Can graduates keep their rented caps and gowns for future in-person commencements?

Purdue’s FAQ page says if graduates “choose to rent a cap and gown for the May 2020 virtual commencement ceremony and are also returning to campus to participate in the August ceremony, (they) may keep (their) cap and gown until Aug. 10.”

Are there any other celebratory traditions available for students?

Also available on the general Commencement 2020 webpage are digital downloads for graduates: posters, mortar board art, Purdue GIFs, yard signs and more.

The University also has additional videos from various Purdue groups offering their congratulations to students. The Purdue Alumni Association, Bruce “The Piano Man” Barker, representatives from Student Life and the dean of every college congratulate students in video form.

If I take part in virtual commencement, can I still walk in a later, in-person ceremony?

Purdue’s commencement FAQ page notes that graduates “are welcome to participate in the May 2020 virtual ceremony and then return to campus for any future summer or winter ceremony.”

Students interested in walking in a future ceremony can find more information on Purdue’s returnee webpage.

How did student responders record their speeches?

Division III student responder Jordyn Whaley from Purdue’s School of Nursing said she went into Elliott to give her speech and get recorded for the virtual commencement.

“The media team had everything set up as if it was regular commencement,” Whaley said in an email. “We were able to maintain social distancing while I gave the speech at the podium. It was a really special opportunity even though it wasn't the regular commencement.

“I was thankful that Purdue made the effort to make the experience unique but also meaningful — not only for me but for the entire graduating class.”

Whaley said she appreciated the thought and manpower Purdue put into hosting the virtual commencement, and that she thinks the effort shows how much the University cares about the student experience.

“There would have been (many) easier ways to pull it off,” she said, “but they cared enough to give a truly memorable commencement.”

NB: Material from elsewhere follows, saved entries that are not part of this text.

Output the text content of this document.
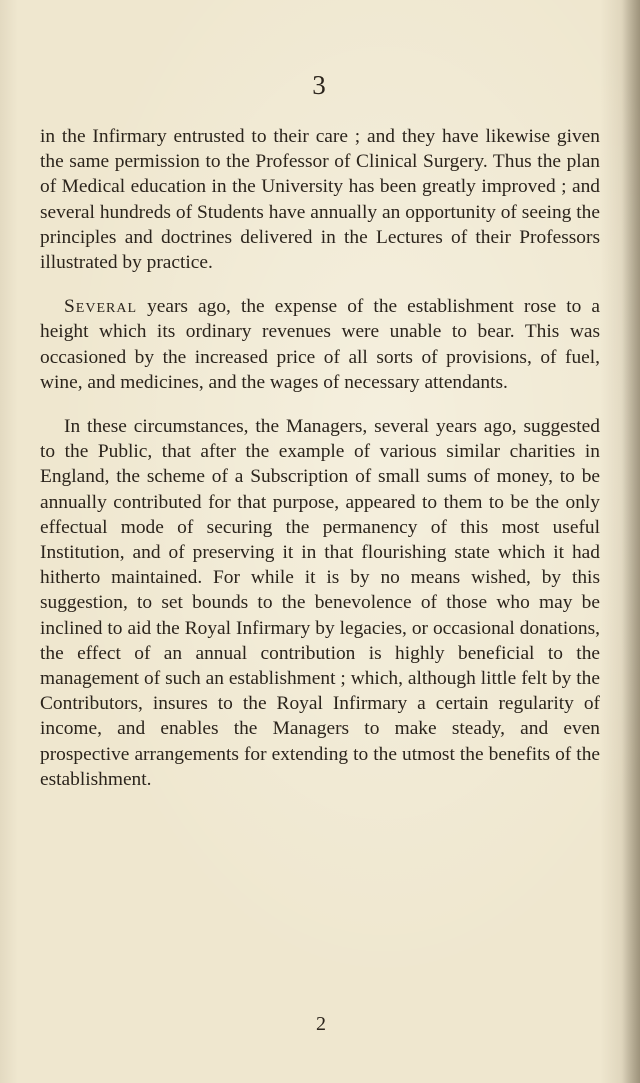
3

in the Infirmary entrusted to their care ; and they have likewise given the same permission to the Professor of Clinical Surgery. Thus the plan of Medical education in the University has been greatly improved ; and several hundreds of Students have annually an opportunity of seeing the principles and doctrines delivered in the Lectures of their Professors illustrated by practice.

Several years ago, the expense of the establishment rose to a height which its ordinary revenues were unable to bear. This was occasioned by the increased price of all sorts of provisions, of fuel, wine, and medicines, and the wages of necessary attendants.

In these circumstances, the Managers, several years ago, suggested to the Public, that after the example of various similar charities in England, the scheme of a Subscription of small sums of money, to be annually contributed for that purpose, appeared to them to be the only effectual mode of securing the permanency of this most useful Institution, and of preserving it in that flourishing state which it had hitherto maintained. For while it is by no means wished, by this suggestion, to set bounds to the benevolence of those who may be inclined to aid the Royal Infirmary by legacies, or occasional donations, the effect of an annual contribution is highly beneficial to the management of such an establishment ; which, although little felt by the Contributors, insures to the Royal Infirmary a certain regularity of income, and enables the Managers to make steady, and even prospective arrangements for extending to the utmost the benefits of the establishment.

2
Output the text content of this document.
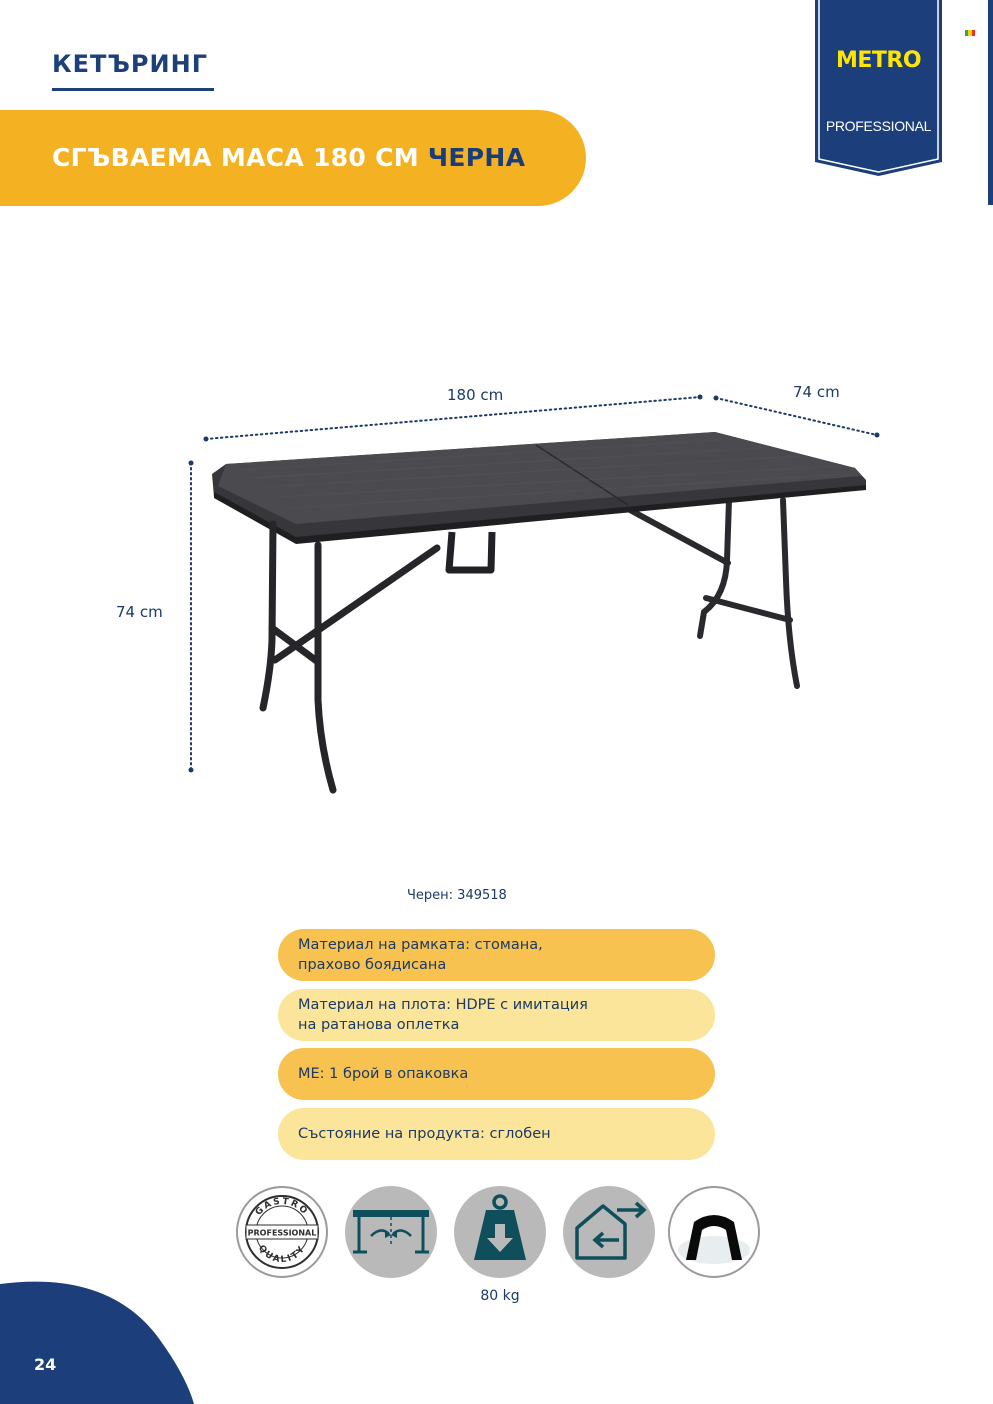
КЕТЪРИНГ
СГЪВАЕМА МАСА 180 СМ ЧЕРНА
METRO
PROFESSIONAL
180 cm	74 cm
74 cm
Черен: 349518
Материал на рамката: стомана,
прахово боядисана
Материал на плота: HDPE с имитация
на ратанова оплетка
МЕ: 1 брой в опаковка
Състояние на продукта: сглобен
GASTRO
PROFESSIONAL
QUALITY
80 kg
24
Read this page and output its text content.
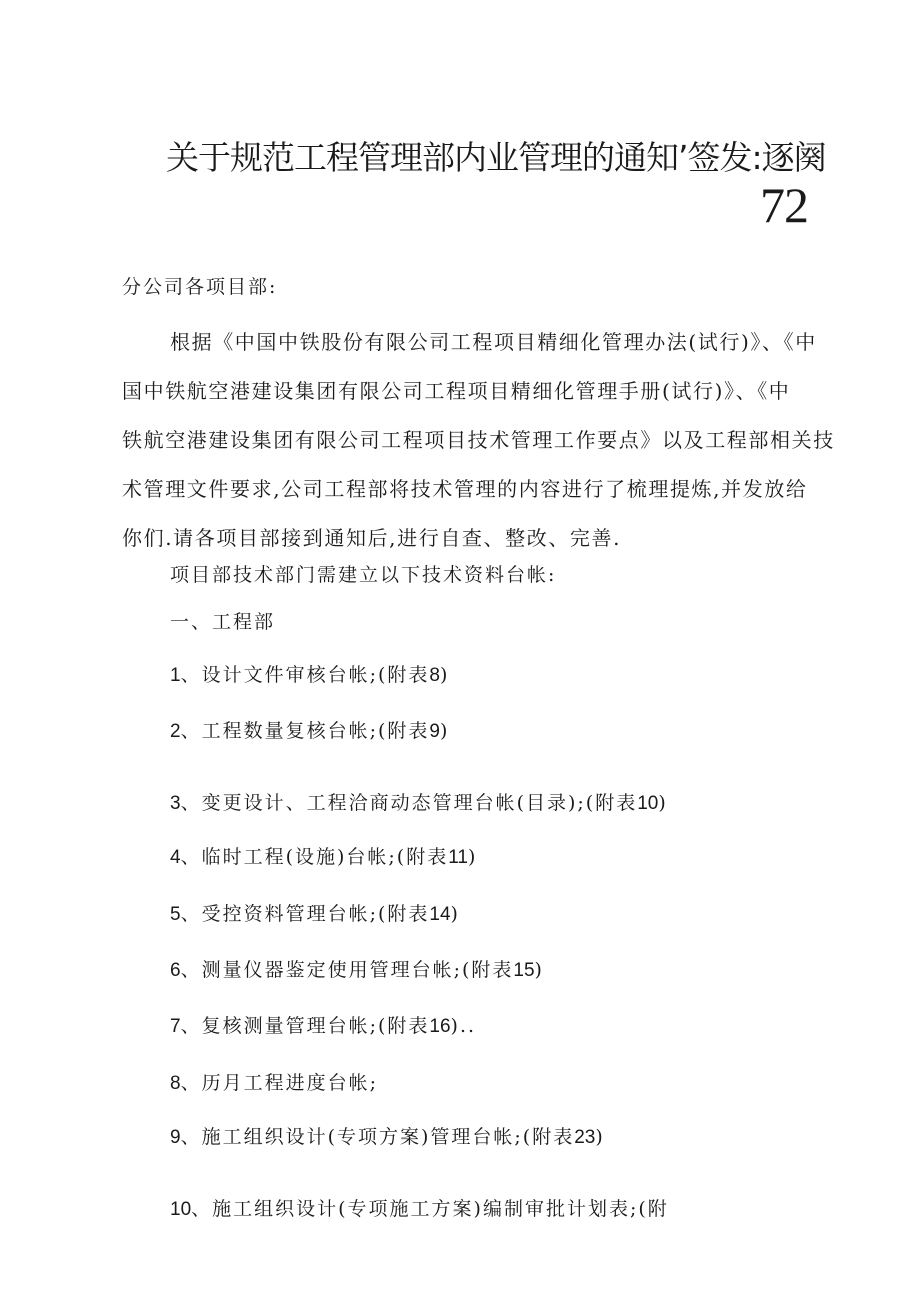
关于规范工程管理部内业管理的通知’签发:逐阕
72
分公司各项目部:
根据《中国中铁股份有限公司工程项目精细化管理办法(试行)》、《中
国中铁航空港建设集团有限公司工程项目精细化管理手册(试行)》、《中
铁航空港建设集团有限公司工程项目技术管理工作要点》以及工程部相关技
术管理文件要求,公司工程部将技术管理的内容进行了梳理提炼,并发放给
你们.请各项目部接到通知后,进行自查、整改、完善.
项目部技术部门需建立以下技术资料台帐:
一、工程部
1、设计文件审核台帐;(附表8)
2、工程数量复核台帐;(附表9)
3、变更设计、工程洽商动态管理台帐(目录);(附表10)
4、临时工程(设施)台帐;(附表11)
5、受控资料管理台帐;(附表14)
6、测量仪器鉴定使用管理台帐;(附表15)
7、复核测量管理台帐;(附表16)..
8、历月工程进度台帐;
9、施工组织设计(专项方案)管理台帐;(附表23)
10、施工组织设计(专项施工方案)编制审批计划表;(附
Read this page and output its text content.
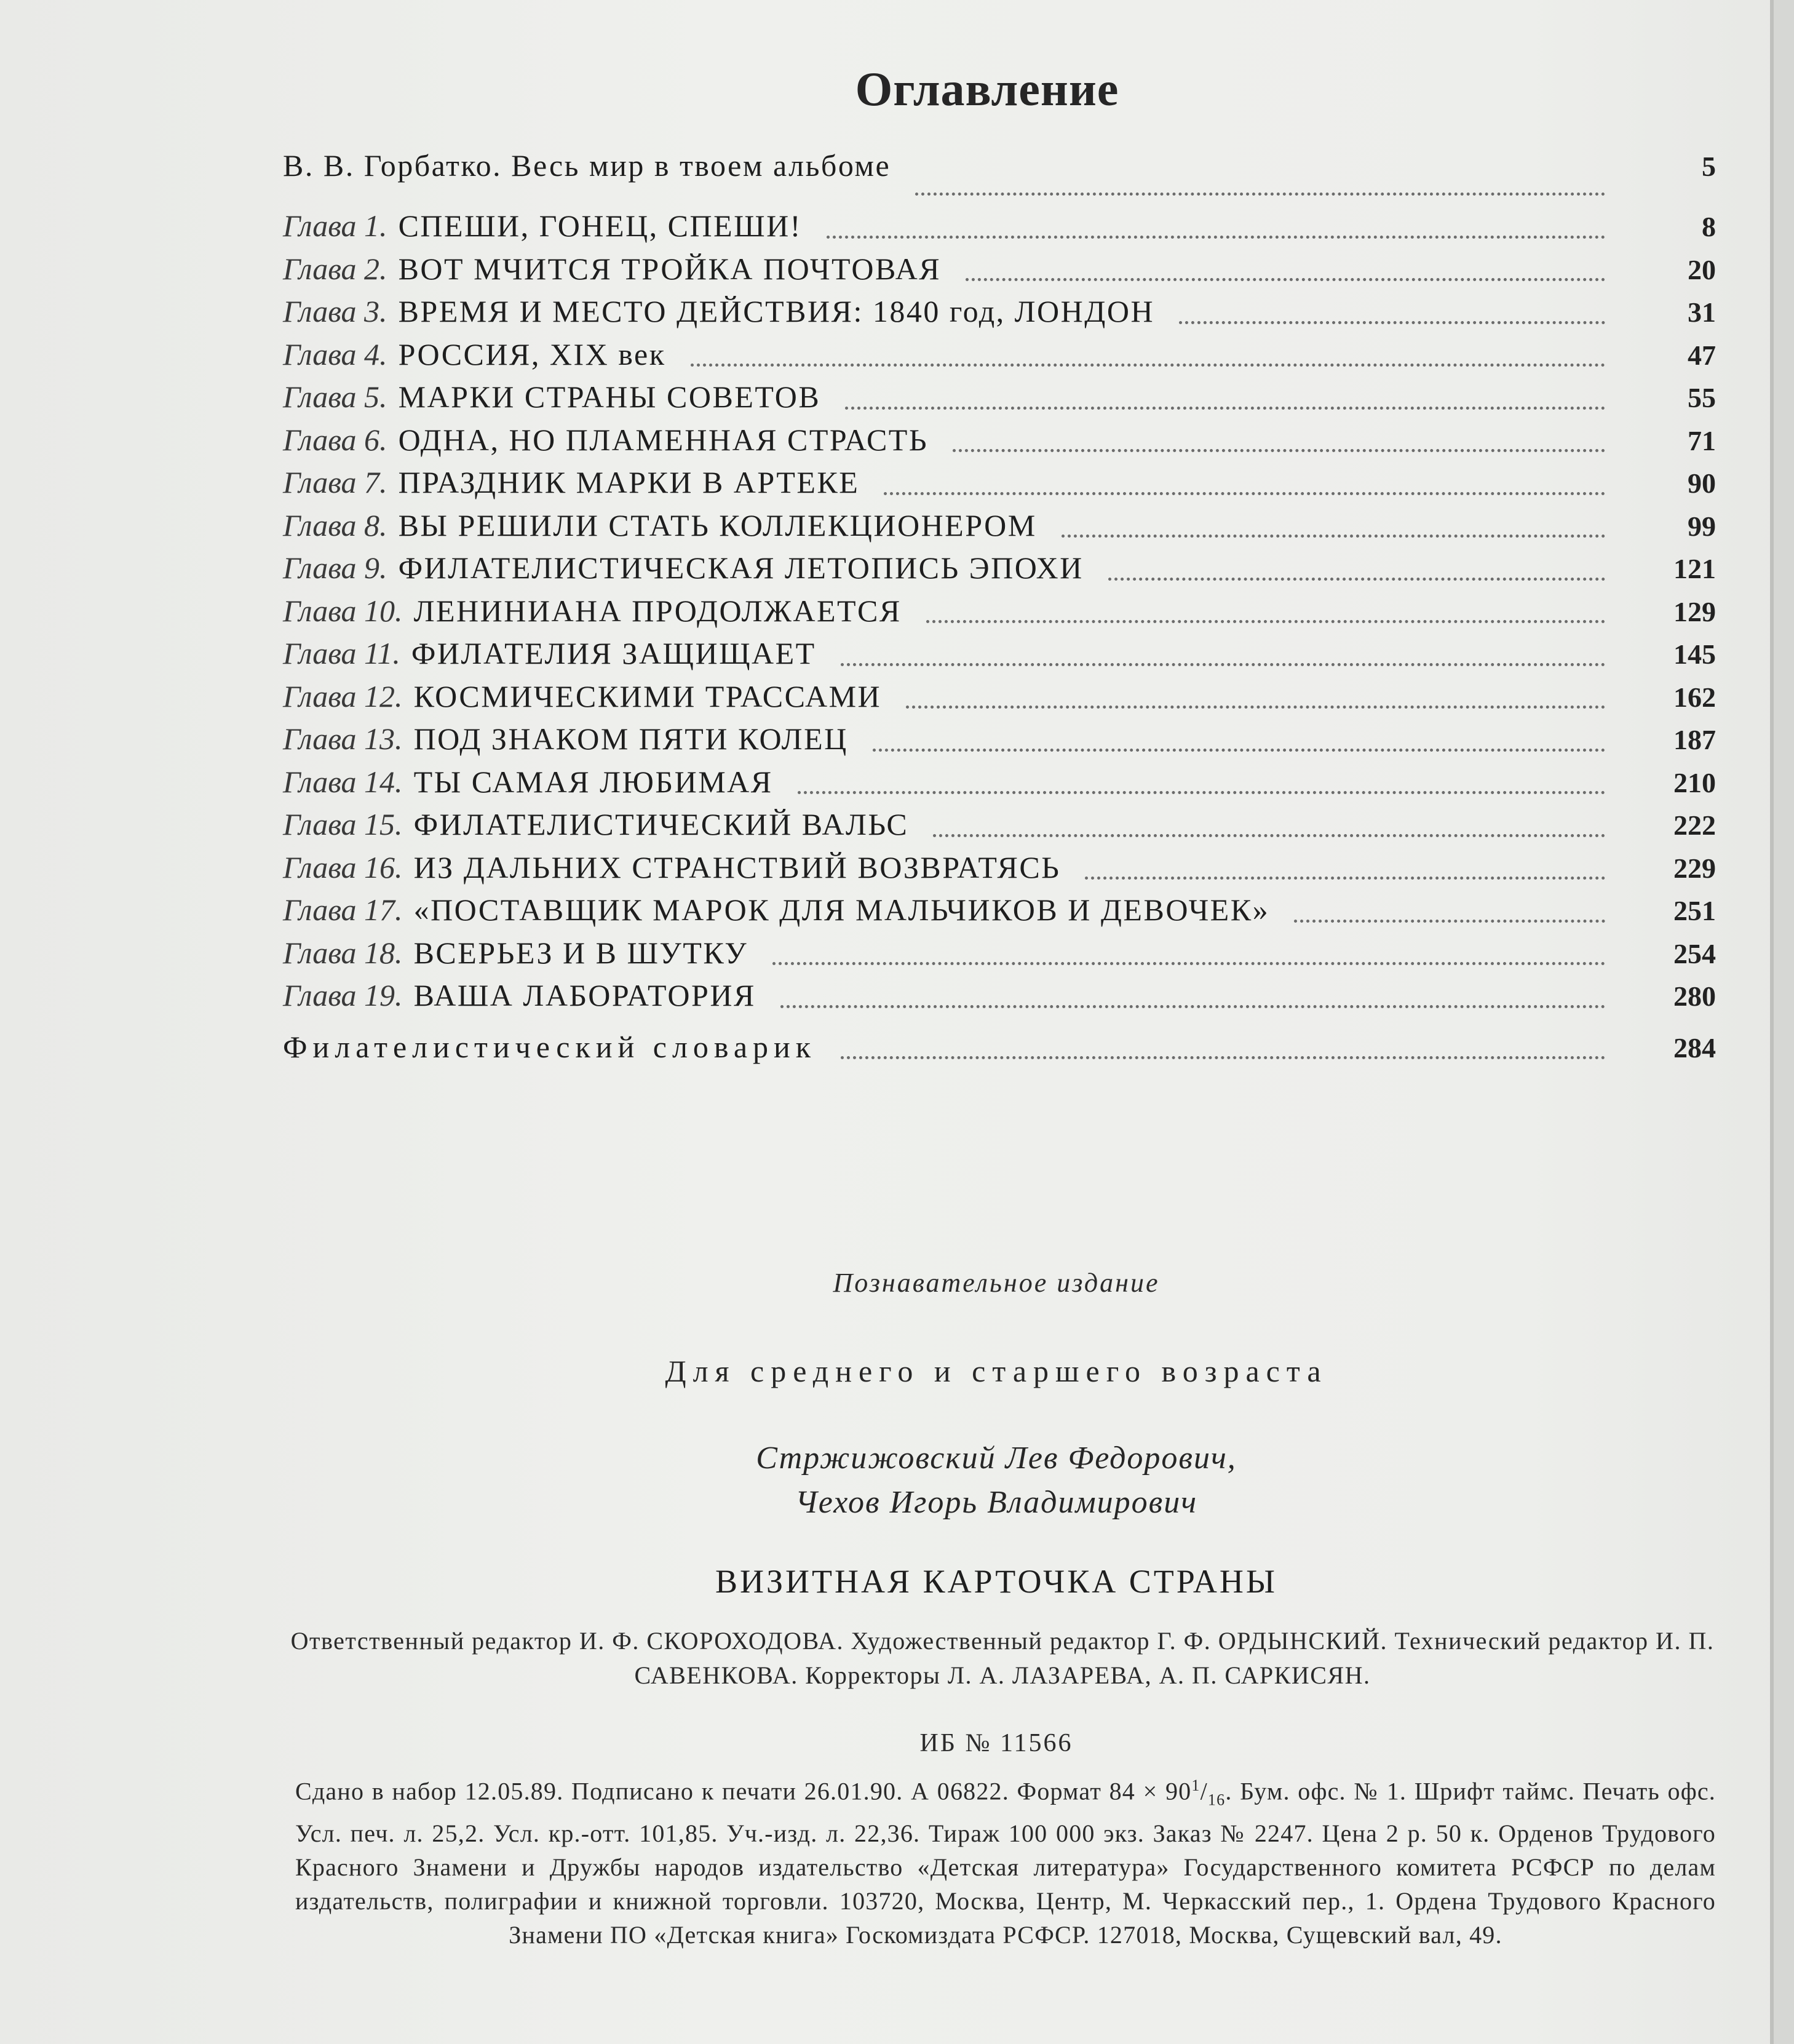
Оглавление
В. В. Горбатко. Весь мир в твоем альбоме	5
Глава 1. СПЕШИ, ГОНЕЦ, СПЕШИ!	8
Глава 2. ВОТ МЧИТСЯ ТРОЙКА ПОЧТОВАЯ	20
Глава 3. ВРЕМЯ И МЕСТО ДЕЙСТВИЯ: 1840 год, ЛОНДОН	31
Глава 4. РОССИЯ, XIX век	47
Глава 5. МАРКИ СТРАНЫ СОВЕТОВ	55
Глава 6. ОДНА, НО ПЛАМЕННАЯ СТРАСТЬ	71
Глава 7. ПРАЗДНИК МАРКИ В АРТЕКЕ	90
Глава 8. ВЫ РЕШИЛИ СТАТЬ КОЛЛЕКЦИОНЕРОМ	99
Глава 9. ФИЛАТЕЛИСТИЧЕСКАЯ ЛЕТОПИСЬ ЭПОХИ	121
Глава 10. ЛЕНИНИАНА ПРОДОЛЖАЕТСЯ	129
Глава 11. ФИЛАТЕЛИЯ ЗАЩИЩАЕТ	145
Глава 12. КОСМИЧЕСКИМИ ТРАССАМИ	162
Глава 13. ПОД ЗНАКОМ ПЯТИ КОЛЕЦ	187
Глава 14. ТЫ САМАЯ ЛЮБИМАЯ	210
Глава 15. ФИЛАТЕЛИСТИЧЕСКИЙ ВАЛЬС	222
Глава 16. ИЗ ДАЛЬНИХ СТРАНСТВИЙ ВОЗВРАТЯСЬ	229
Глава 17. «ПОСТАВЩИК МАРОК ДЛЯ МАЛЬЧИКОВ И ДЕВОЧЕК»	251
Глава 18. ВСЕРЬЕЗ И В ШУТКУ	254
Глава 19. ВАША ЛАБОРАТОРИЯ	280
Филателистический словарик	284
Познавательное издание
Для среднего и старшего возраста
Стржижовский Лев Федорович,
Чехов Игорь Владимирович
ВИЗИТНАЯ КАРТОЧКА СТРАНЫ
Ответственный редактор И. Ф. СКОРОХОДОВА. Художественный редактор Г. Ф. ОРДЫНСКИЙ. Технический редактор И. П. САВЕНКОВА. Корректоры Л. А. ЛАЗАРЕВА, А. П. САРКИСЯН.
ИБ № 11566
Сдано в набор 12.05.89. Подписано к печати 26.01.90. А 06822. Формат $84 \times 90^1/_{16}$. Бум. офс. № 1. Шрифт таймс. Печать офс. Усл. печ. л. 25,2. Усл. кр.-отт. 101,85. Уч.-изд. л. 22,36. Тираж 100 000 экз. Заказ № 2247. Цена 2 р. 50 к. Орденов Трудового Красного Знамени и Дружбы народов издательство «Детская литература» Государственного комитета РСФСР по делам издательств, полиграфии и книжной торговли. 103720, Москва, Центр, М. Черкасский пер., 1. Ордена Трудового Красного Знамени ПО «Детская книга» Госкомиздата РСФСР. 127018, Москва, Сущевский вал, 49.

What is Lavender Graduation, and is it still happening?

Beyond Purdue’s main commencement, other celebratory traditions have adapted to changing circumstances to keep students engaged with their on-campus community. For example, the annual Lavender Graduation celebrates LGBTQ and ally students and their achievements and experiences at Purdue.

Lowell Kane, director of student engagement and belonging and director of the LGBTQ Center, explained in an email what normally happens during Lavender Graduation, and what students are doing now.

“All students are welcome to participate,” Kane said. “Traditionally, we celebrate graduates during a beautiful ceremony where we award Lavender Graduation certificates signed by the LGBTQ Center as well as the vice provost for diversity and inclusion, students receive gold stoles with rainbow ends, and we distribute several awards for service within the community during the year. Many students who participate have a connection to the LGBTQ Center and/or the academic minor in LGBTQ studies, but it is not a requirement.”

He said that for the class of 2020, Lavender Graduation will celebrate graduates receiving 37 bachelor’s degrees, two master’s degrees and seven doctoral degrees.

“Due to physical distancing, the LGBTQ Center team had to adapt our celebration of the Historic Lavender Graduation Class of 2020 and develop an alternative format to honor this amazing cohort of students,” Kane said. “This is being achieved through the creation of a multimedia project in which staff, faculty, family, friends, and peers can participate by submitting notes, a photo, artwork, and/or brief video messages of congratulations, advice, words of encouragement, and shout-outs to the Lavender Graduation Class of 2020.

“We will publish the content, including photos and messages from our 46 graduates, as a yearbook-style digital publication for the graduating class and to be shared with the public during the week of Purdue’s graduation.”